Malgré sa forte volatilité, la reine des cryptos enregistre sur l'année une croissance spectaculaire (+58,14%), quoique nettement en-deçà de la flambée observée en 2020 (+309%). La hausse des cours va-t-elle reprendre en 2022, après la correction du début d'année ? Est-ce le bon moment pour investir dans le bitcoin ? On fait le point.

Appétit naissant des banques

Si jusqu'en 2020, l'engouement pour le bitcoin se cantonnait aux seuls particuliers, 2021 marque un tournant, avec l'arrivée d'acteurs institutionnels de premier plan. « Les institutionnels et les grandes entreprises internationales investissent de plus en plus dans bitcoin, principalement pour diversifier leurs placements financiers », explique Jonathan Herscovici, fondateur de StackinSat, une plateforme française qui propose un Plan d'épargne en bitcoin.

D'abord sceptiques, les banques de Wall Street ont multiplié les petits pas vers les monnaies virtuelles et les rendements - bien réels, eux - qu'elles recèlent. En mars 2021, Morgan Stanley devient la première grande banque américaine à offrir à ses clients une exposition au bitcoin.
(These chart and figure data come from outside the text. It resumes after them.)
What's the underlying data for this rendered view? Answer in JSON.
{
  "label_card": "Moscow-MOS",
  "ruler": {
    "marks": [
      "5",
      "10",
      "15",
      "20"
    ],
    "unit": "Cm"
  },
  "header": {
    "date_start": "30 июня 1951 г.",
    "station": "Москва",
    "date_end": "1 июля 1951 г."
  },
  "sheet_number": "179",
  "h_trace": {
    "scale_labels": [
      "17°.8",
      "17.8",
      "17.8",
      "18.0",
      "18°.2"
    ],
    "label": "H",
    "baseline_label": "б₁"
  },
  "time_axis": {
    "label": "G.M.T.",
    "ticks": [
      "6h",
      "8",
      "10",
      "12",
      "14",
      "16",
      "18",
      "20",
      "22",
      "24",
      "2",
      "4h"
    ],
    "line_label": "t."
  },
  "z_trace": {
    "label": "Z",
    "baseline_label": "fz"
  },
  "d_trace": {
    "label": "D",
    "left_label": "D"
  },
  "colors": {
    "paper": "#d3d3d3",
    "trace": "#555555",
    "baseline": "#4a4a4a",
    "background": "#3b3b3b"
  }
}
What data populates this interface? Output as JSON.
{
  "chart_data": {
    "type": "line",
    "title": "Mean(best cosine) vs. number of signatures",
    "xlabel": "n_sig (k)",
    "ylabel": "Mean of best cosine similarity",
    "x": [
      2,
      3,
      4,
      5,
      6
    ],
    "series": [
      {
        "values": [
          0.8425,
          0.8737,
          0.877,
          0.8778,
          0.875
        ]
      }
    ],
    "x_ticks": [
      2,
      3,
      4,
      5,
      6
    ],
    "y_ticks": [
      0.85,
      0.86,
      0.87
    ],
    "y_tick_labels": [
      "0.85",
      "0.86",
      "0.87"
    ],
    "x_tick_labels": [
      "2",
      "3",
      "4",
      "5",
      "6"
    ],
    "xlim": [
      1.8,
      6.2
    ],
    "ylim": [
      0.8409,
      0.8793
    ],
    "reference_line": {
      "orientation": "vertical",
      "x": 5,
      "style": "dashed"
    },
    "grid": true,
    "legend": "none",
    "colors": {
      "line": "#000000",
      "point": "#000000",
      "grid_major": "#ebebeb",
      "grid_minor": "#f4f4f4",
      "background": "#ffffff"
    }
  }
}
Puis, quelques mois plus tard, Goldman Sachs annonce avoir « lancé avec succès des ordres » sur des produits dérivés liés à la cryptomonnaie.

La première des cryptomonnaies gagne en retour une légitimité inédite. Son cours bondit une première fois en avril, avec l'entrée en bourse de la plateforme d'échange de cryptomonnaies Coinbase. Puis il enregistre un nouveau pic en octobre, suite au lancement du premier fond indiciel (ETF) adossé au bitcoin.

Mais l'engouement initial des géants de la finance va-t-il se confirmer en 2022 ? C'est ce que pense Loukas Lagoudis, du fonds d'investissement en cryptomonnaies ARK36. Interrogé par l'AFP, il s'attend « à ce que l'adoption des actifs numériques par les investisseurs institutionnels et leur intégration dans le système financier traditionnel poussent encore le marché des cryptos » en 2022.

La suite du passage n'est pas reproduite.